A âncora Valeria Assunção, que na tela da TV continua brilhando e esbanjando competência, passa diariamente o constrangimento de ter que botar no ar comentaristas pessoenses que previamente lhe passam a pauta do que possa vir a com eles “dialogar”. Resultado: um programa frio e plasticamente produzido, sem tempero e sem gosto. Portanto, também sem audiência, como mostrou recente pesquisa do IBOPE.

A surpresa da CBN-Campina fica por conta da bancada dos esportes, sob comando do jovem Silas Batista, que dá show de profissionalismo e independência, inclusive botando no chinelo a tropa da CBN-João Pessoa, que não tem vez e só entra no espaço no instante em que ele chama e para fazer o inverso do que é feito n’outros horários – seguir a pauta campinense.

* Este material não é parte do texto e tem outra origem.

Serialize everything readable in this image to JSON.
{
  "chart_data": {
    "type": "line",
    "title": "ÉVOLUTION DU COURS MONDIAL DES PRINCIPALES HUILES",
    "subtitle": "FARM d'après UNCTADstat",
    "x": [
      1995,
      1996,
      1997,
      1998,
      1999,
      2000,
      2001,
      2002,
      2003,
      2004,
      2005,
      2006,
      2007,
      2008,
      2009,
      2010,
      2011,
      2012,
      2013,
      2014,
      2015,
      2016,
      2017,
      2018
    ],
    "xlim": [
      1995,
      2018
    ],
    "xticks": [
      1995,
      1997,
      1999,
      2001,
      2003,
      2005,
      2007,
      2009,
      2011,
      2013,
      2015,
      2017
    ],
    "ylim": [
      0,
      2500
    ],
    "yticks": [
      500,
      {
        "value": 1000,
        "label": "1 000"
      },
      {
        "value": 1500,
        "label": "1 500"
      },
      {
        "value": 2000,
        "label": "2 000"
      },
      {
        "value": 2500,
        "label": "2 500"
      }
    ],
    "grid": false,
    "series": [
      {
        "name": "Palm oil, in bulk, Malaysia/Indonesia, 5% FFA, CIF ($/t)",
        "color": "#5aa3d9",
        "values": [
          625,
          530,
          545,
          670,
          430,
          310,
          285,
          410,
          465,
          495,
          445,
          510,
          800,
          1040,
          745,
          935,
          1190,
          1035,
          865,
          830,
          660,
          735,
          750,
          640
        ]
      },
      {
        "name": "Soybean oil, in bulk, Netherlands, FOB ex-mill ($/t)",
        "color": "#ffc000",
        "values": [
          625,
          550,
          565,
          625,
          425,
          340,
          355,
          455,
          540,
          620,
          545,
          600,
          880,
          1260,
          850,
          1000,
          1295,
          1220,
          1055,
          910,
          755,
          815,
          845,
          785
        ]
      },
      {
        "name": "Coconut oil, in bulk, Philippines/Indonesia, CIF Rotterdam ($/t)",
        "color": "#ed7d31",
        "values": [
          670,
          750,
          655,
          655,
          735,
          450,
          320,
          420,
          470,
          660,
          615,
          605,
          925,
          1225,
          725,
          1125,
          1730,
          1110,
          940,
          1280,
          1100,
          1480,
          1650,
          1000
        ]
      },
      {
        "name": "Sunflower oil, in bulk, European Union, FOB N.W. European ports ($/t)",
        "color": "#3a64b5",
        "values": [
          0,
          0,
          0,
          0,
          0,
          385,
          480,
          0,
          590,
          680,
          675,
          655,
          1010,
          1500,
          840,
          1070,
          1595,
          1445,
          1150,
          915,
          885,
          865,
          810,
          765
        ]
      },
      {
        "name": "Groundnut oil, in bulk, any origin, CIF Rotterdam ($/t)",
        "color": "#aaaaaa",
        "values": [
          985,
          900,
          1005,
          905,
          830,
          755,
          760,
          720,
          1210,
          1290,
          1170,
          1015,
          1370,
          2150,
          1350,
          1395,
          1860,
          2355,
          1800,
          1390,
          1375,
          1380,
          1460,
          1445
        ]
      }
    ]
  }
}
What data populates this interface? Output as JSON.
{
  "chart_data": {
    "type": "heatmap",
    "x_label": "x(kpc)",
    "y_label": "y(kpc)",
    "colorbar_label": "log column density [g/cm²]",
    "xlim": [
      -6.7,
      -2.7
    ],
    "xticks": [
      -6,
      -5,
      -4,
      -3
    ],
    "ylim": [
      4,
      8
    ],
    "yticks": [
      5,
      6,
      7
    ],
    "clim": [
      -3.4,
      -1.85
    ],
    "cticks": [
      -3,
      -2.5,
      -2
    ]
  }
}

Fonte: Da Redação (MARCOS MARINHO)




Comentários realizados

  • 14/08/2019 às 20:38

    SANDRO MORETTI

    Concordo com 80 % do comentário de Marcos e assim como eu,dezenas de pessoas deixaram de ouvir a programação local o nível é o pior de todos os tempos. Ouço muito a Rádio Jornal(Recife).

  • 14/08/2019 às 20:38

    SANDRO MORETTI

    Concordo com 80 % do comentário de Marcos e assim como eu,dezenas de pessoas deixaram de ouvir a programação local o nível é o pior de todos os tempos. Ouço muito a Rádio Jornal(Recife).

  • 14/08/2019 às 19:56

    VALFRÊDO FARIAS

    Boa análise... Fria e alicerçada. Realmente o "dial" campinense está à míngua. Esses programas de notícias matinais e também os do entardecer são de dar dó. Ótima opção é o "A Cidade em Revista", quando Paulo Roberto está lá (quando não é uma lástima). Por Deus que a CBN chegou e podemos fazer ouvidos moucos ao resto dessas rádios.

  • 14/08/2019 às 11:59

    Kaique Henrique

    Não seria só um raio-x, mas sim uma ressonância do radialismo campinense. Parabéns.

  • 14/08/2019 às 10:03

    Abílio jose

    Com todo carinho e respeito ao nobre jornalista e irmão Marcos Marinho. O seu comentário sobre a Cariri FM, mostrou claramente o seu desconhecimento sobre a programação dessa emissora. Deveria ter pesquisado melhor.